The Chat History Mind Mapper playbook exports your session history, chunks it into summaries, and generates a visual mind map organized by topic cluster — surfacing recurring themes, key insights, and patterns across sessions. The output is importable into NotebookLM or Obsidian, turning scattered session history into a searchable second brain.

example prompt

"Map my last 6 months of Claude Code sessions. Cluster by topic area
(auth, database, API layer, devops) and surface the key decisions
and solutions from each cluster."
→ Session history chunked, summarized, and organized into a visual mind map with topic clusters, key insights per cluster, and recurring patterns — ready to import into NotebookLM or Obsidian.

Which Approach to Use

I need to get back to where I just left off

Use claude --continue or claude --resume. Built-in, instant, no playbook needed.

I lost code Claude wrote in a past session

Use the Session History Recovery playbook. Describe what you're looking for; it scans ~/.claude/ and extracts the relevant code.

I want to document decisions during a session

Use the Session Logging Protocol. Activate it at session start; it auto-logs key decisions throughout.

I'm stopping for the day and want to continue seamlessly tomorrow

Use the Session Capture & Handoff playbook at session end. Load the handoff note at the start of tomorrow's session.

I want to extract knowledge from months of session history

Use the Chat History Mind Mapper. Export, cluster, and import into NotebookLM or Obsidian.

Common Questions

"How long does Claude Code keep session history?"

Session files in ~/.claude/ are kept indefinitely — they don't expire or auto-delete. They only disappear if you manually delete them or clear the directory. On a typical development machine, the ~/.claude/ directory stays manageable in size (a few hundred MB) even after years of use.
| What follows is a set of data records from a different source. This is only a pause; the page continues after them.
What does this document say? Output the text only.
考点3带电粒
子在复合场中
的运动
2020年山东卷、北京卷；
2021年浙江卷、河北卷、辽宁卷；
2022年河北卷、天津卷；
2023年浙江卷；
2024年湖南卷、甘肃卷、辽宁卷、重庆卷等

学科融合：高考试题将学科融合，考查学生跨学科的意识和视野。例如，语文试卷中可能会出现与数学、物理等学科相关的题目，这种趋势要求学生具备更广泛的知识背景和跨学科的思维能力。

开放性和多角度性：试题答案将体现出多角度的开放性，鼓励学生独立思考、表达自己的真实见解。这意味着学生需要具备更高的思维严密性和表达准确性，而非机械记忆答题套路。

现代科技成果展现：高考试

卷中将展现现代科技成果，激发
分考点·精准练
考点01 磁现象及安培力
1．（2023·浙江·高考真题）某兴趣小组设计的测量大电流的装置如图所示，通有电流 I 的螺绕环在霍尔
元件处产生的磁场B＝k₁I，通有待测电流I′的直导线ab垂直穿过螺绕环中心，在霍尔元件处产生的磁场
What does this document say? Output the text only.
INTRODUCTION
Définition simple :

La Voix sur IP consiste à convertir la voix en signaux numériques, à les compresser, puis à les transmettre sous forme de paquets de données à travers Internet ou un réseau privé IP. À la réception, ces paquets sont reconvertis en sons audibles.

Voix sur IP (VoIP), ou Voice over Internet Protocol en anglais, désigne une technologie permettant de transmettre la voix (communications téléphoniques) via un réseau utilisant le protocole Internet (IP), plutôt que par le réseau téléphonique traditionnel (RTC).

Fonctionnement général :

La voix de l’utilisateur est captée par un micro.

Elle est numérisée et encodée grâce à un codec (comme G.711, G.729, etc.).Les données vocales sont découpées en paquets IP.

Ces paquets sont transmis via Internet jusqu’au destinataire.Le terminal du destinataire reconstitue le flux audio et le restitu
"Is my session history private?"

Session files stay on your local machine — they're not synced to Anthropic or any cloud service by default. The content of your sessions (code, file paths, conversation) lives only on the machine where Claude Code is installed.

"Can I view session history on a different machine?"

Sessions are local, so they don't automatically transfer between machines. You can copy the ~/.claude/projects/ directory manually to another machine and Claude Code will recognize the session files there. The Session Capture & Handoff playbook is a cleaner alternative for multi-machine workflows — it produces a portable markdown file instead of depending on raw session files.

"Can I search sessions for a specific file that was changed?"

Yes — file modification events are logged as tool calls in the session JSONL. The Session History Recovery playbook can search specifically for file-change events, making it easy to find "what did Claude do to auth.ts in the session last Thursday" without sifting through conversation text manually.

The Playbooks

The ~/.claude/ directory is one of the most underutilized features of Claude Code. Most developers discover it only after losing code they wish they'd saved — and then realize the history was there all along. The built-in --resume and --continue flags cover the simple cases. The four playbooks above cover everything else.